In Tororo, Uganda, farmers have been losing most of their maize crop to witchweed. However, they now feel that there is hope as research by CIMMYT and its partners is providing a solution. During a recent field day in Tororo, farmers Selina and Charles Emoit hosted their peers at an on-farm demonstration of 15 improved maize varieties. Farmers had the opportunity to observe the trial and select the best performing varieties.
Having planted the maize coated with the chemical imazapyr, Selina said she had seen wonderful results on her farm. Previously, the couple would get almost nothing from the farm as a result of Striga infestation. “What used to be seen from my farm is not what is seen today,” said Selina expressing her joy at being able to save her crop. To ensure that the experiment was successful, Selina explained that they had a different person planting each plot to avoid mix-ups; after germination, some variations were observed on the crops in the field. “Despite all the variations, each one of them has a cob which is better than what I used to get,” said Selina urging fellow farmers to collaborate with researchers to ensure good yields. Selina thanked all the Striga project collaborators who had collectively made it possible to fight the weed on her farm.

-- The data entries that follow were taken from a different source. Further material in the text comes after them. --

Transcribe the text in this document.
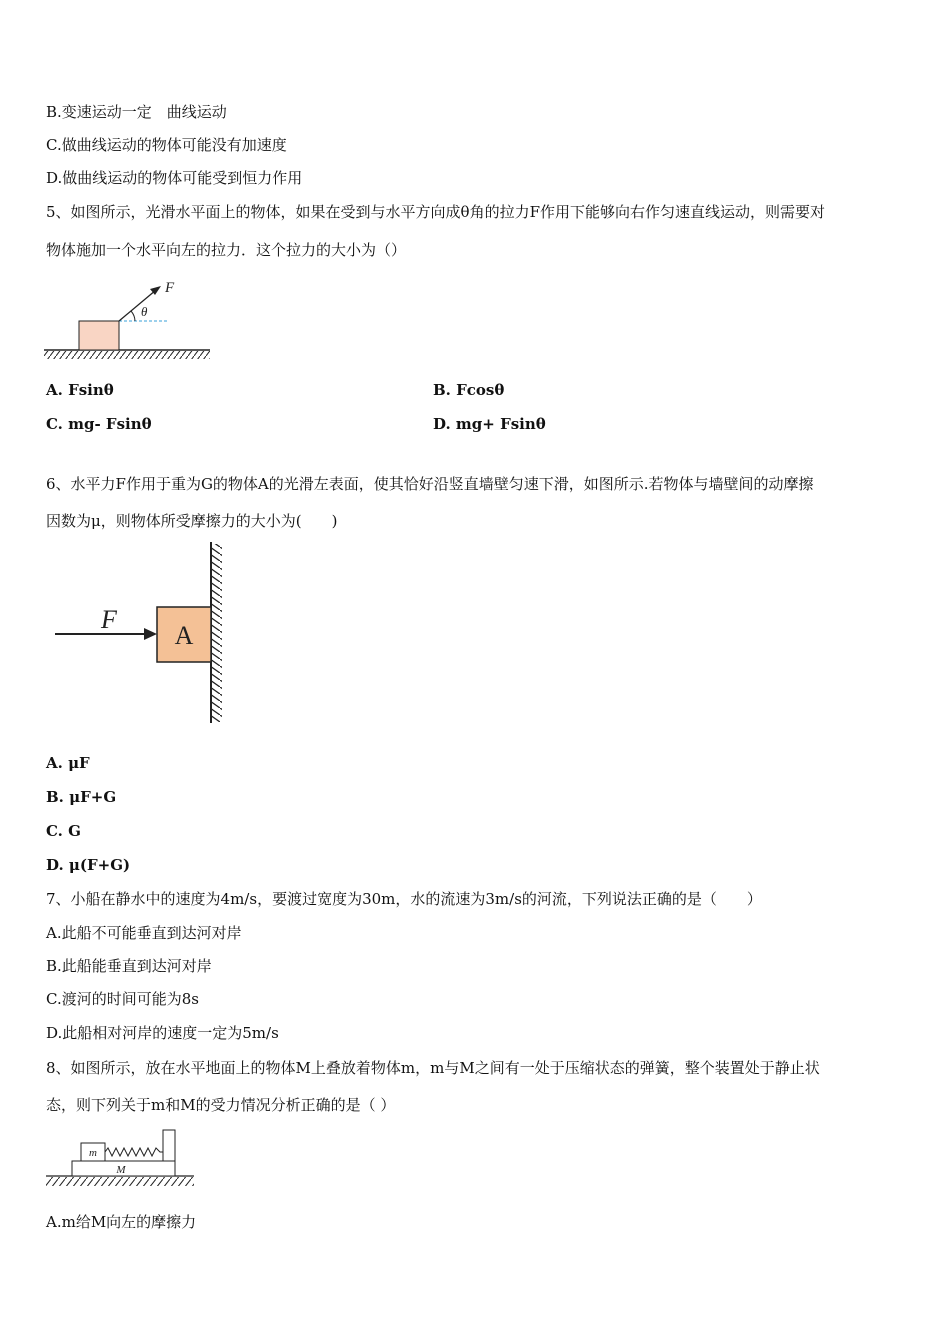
B.变速运动一定　曲线运动
C.做曲线运动的物体可能没有加速度
D.做曲线运动的物体可能受到恒力作用
5、如图所示，光滑水平面上的物体，如果在受到与水平方向成θ角的拉力F作用下能够向右作匀速直线运动，则需要对
物体施加一个水平向左的拉力．这个拉力的大小为（）
F
θ
A. Fsinθ	B. Fcosθ
C. mg- Fsinθ	D. mg+ Fsinθ
6、水平力F作用于重为G的物体A的光滑左表面，使其恰好沿竖直墙壁匀速下滑，如图所示.若物体与墙壁间的动摩擦
因数为μ，则物体所受摩擦力的大小为(　　)
A
F
A. μF
B. μF+G
C. G
D. μ(F+G)
7、小船在静水中的速度为4m/s，要渡过宽度为30m，水的流速为3m/s的河流，下列说法正确的是（　　）
A.此船不可能垂直到达河对岸
B.此船能垂直到达河对岸
C.渡河的时间可能为8s
D.此船相对河岸的速度一定为5m/s
8、如图所示，放在水平地面上的物体M上叠放着物体m，m与M之间有一处于压缩状态的弹簧，整个装置处于静止状
态，则下列关于m和M的受力情况分析正确的是（ ）
m
M
A.m给M向左的摩擦力
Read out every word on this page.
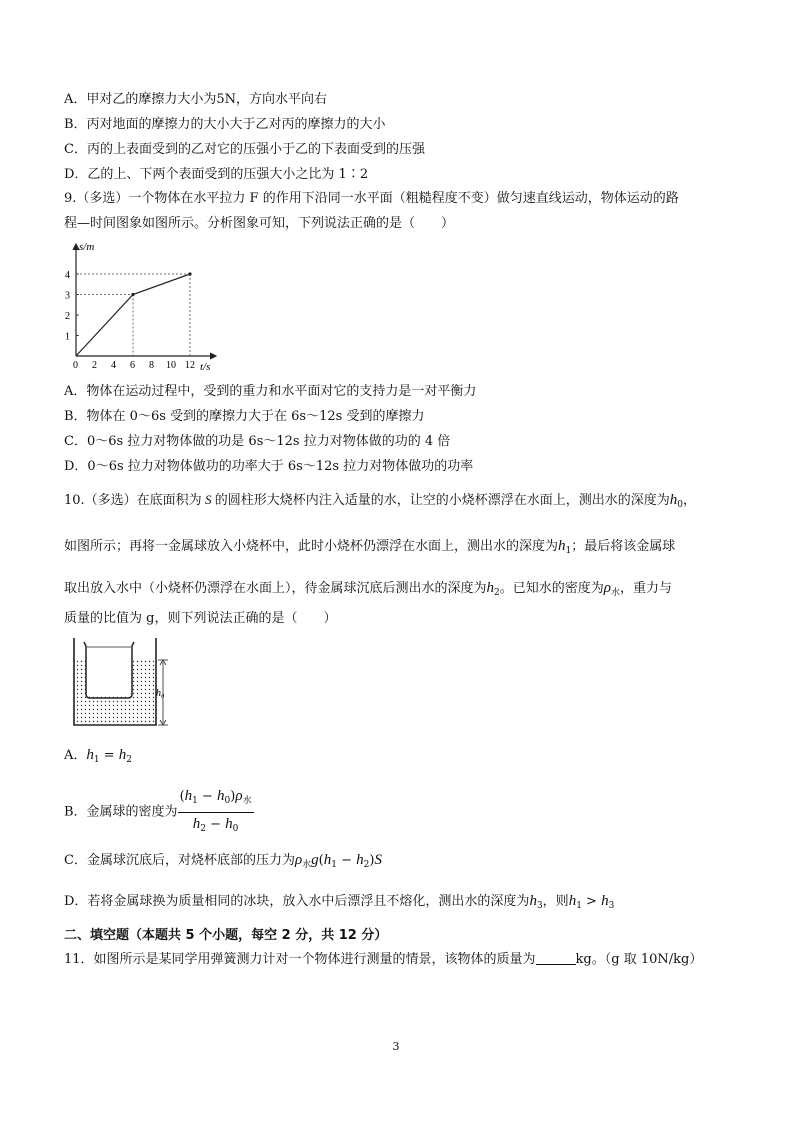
A．甲对乙的摩擦力大小为5N，方向水平向右
B．丙对地面的摩擦力的大小大于乙对丙的摩擦力的大小
C．丙的上表面受到的乙对它的压强小于乙的下表面受到的压强
D．乙的上、下两个表面受到的压强大小之比为 1∶2
9.（多选）一个物体在水平拉力 F 的作用下沿同一水平面（粗糙程度不变）做匀速直线运动，物体运动的路
程—时间图象如图所示。分析图象可知，下列说法正确的是（　　）
s/m
t/s
0 2 4 6 8 10 12
1
2
3
4
A．物体在运动过程中，受到的重力和水平面对它的支持力是一对平衡力
B．物体在 0～6s 受到的摩擦力大于在 6s～12s 受到的摩擦力
C．0～6s 拉力对物体做的功是 6s～12s 拉力对物体做的功的 4 倍
D．0～6s 拉力对物体做功的功率大于 6s～12s 拉力对物体做功的功率
10.（多选）在底面积为 S 的圆柱形大烧杯内注入适量的水，让空的小烧杯漂浮在水面上，测出水的深度为$h_0$，
如图所示；再将一金属球放入小烧杯中，此时小烧杯仍漂浮在水面上，测出水的深度为$h_1$；最后将该金属球
取出放入水中（小烧杯仍漂浮在水面上），待金属球沉底后测出水的深度为$h_2$。已知水的密度为$\rho_水$，重力与
质量的比值为 g，则下列说法正确的是（　　）
h₀
A．$h_1 = h_2$
B．金属球的密度为 $\frac{(h_1 - h_0)\rho_水}{h_2 - h_0}$
C．金属球沉底后，对烧杯底部的压力为$\rho_水g(h_1 - h_2)S$
D．若将金属球换为质量相同的冰块，放入水中后漂浮且不熔化，测出水的深度为$h_3$，则$h_1 > h_3$
二、填空题（本题共 5 个小题，每空 2 分，共 12 分）
11．如图所示是某同学用弹簧测力计对一个物体进行测量的情景，该物体的质量为	kg。（g 取 10N/kg）
3
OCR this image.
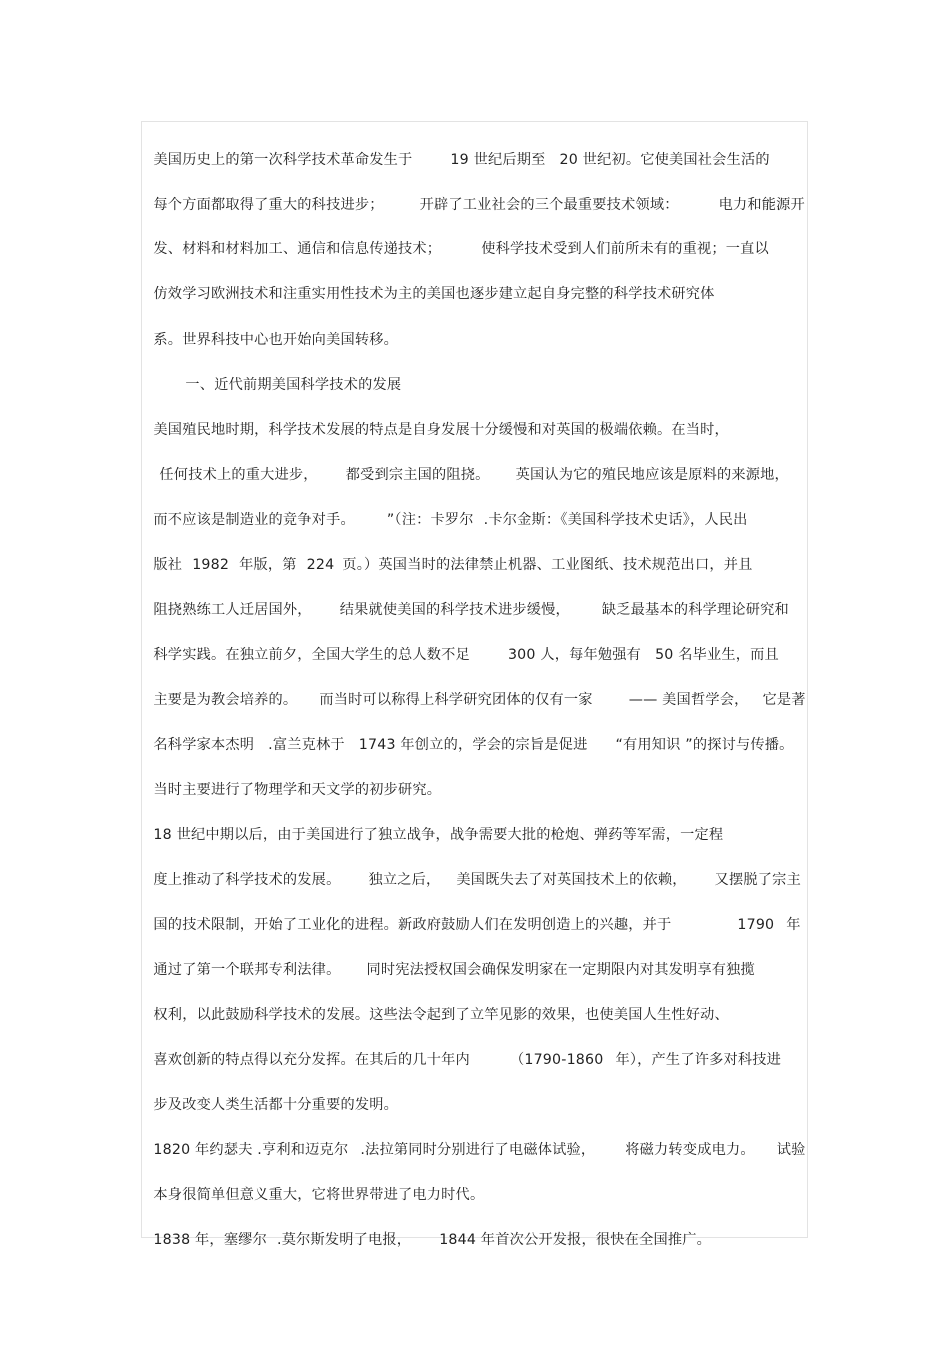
美国历史上的第一次科学技术革命发生于	19 世纪后期至 20 世纪初。它使美国社会生活的

每个方面都取得了重大的科技进步；	开辟了工业社会的三个最重要技术领域：	电力和能源开

发、材料和材料加工、通信和信息传递技术；	使科学技术受到人们前所未有的重视；一直以

仿效学习欧洲技术和注重实用性技术为主的美国也逐步建立起自身完整的科学技术研究体

系。世界科技中心也开始向美国转移。

一、近代前期美国科学技术的发展

美国殖民地时期，科学技术发展的特点是自身发展十分缓慢和对英国的极端依赖。在当时，

任何技术上的重大进步， 都受到宗主国的阻挠。 英国认为它的殖民地应该是原料的来源地，

而不应该是制造业的竞争对手。 ”（注：卡罗尔 .卡尔金斯：《美国科学技术史话》，人民出

版社 1982 年版，第 224 页。）英国当时的法律禁止机器、工业图纸、技术规范出口，并且

阻挠熟练工人迁居国外， 结果就使美国的科学技术进步缓慢， 缺乏最基本的科学理论研究和

科学实践。在独立前夕，全国大学生的总人数不足	300 人，每年勉强有 50 名毕业生，而且

主要是为教会培养的。 而当时可以称得上科学研究团体的仅有一家	—— 美国哲学会， 它是著

名科学家本杰明 .富兰克林于 1743 年创立的，学会的宗旨是促进 “有用知识 ”的探讨与传播。

当时主要进行了物理学和天文学的初步研究。

18 世纪中期以后，由于美国进行了独立战争，战争需要大批的枪炮、弹药等军需，一定程

度上推动了科学技术的发展。 独立之后， 美国既失去了对英国技术上的依赖， 又摆脱了宗主

国的技术限制，开始了工业化的进程。新政府鼓励人们在发明创造上的兴趣，并于	1790 年

通过了第一个联邦专利法律。 同时宪法授权国会确保发明家在一定期限内对其发明享有独揽

权利，以此鼓励科学技术的发展。这些法令起到了立竿见影的效果，也使美国人生性好动、

喜欢创新的特点得以充分发挥。在其后的几十年内	（1790-1860 年），产生了许多对科技进

步及改变人类生活都十分重要的发明。

1820 年约瑟夫 .亨利和迈克尔 .法拉第同时分别进行了电磁体试验， 将磁力转变成电力。 试验

本身很简单但意义重大，它将世界带进了电力时代。

1838 年，塞缪尔 .莫尔斯发明了电报， 1844 年首次公开发报，很快在全国推广。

The field day was attended by James Ogwang, director of National Crops Resources Research Institute (NaCRRI) at Namulonge; Godfrey Asea, maize breeder and head of the Cereals Program; Pearl and NASECO seed companies representatives; Sammy Waruingi from BASF; and CIMMYT maize breeder Dan Makumbi and research assistant Edna Mageto. Ogwang urged the
farmers to plant only certified seed and move beyond border issues to work together in Striga management. Asea thanked the government and farmers for their support in the fight against Striga. He said the farmers had become good project ambassadors.
“Striga is a big challenge to maize production,” said Eva Musenero, District Production Officer, thanking the partners for the efforts towards eliminating the pest. She also urged farmers to embrace new weed management technologies. The farmers who participated in the field day were keen to know how they could access the best performing varieties.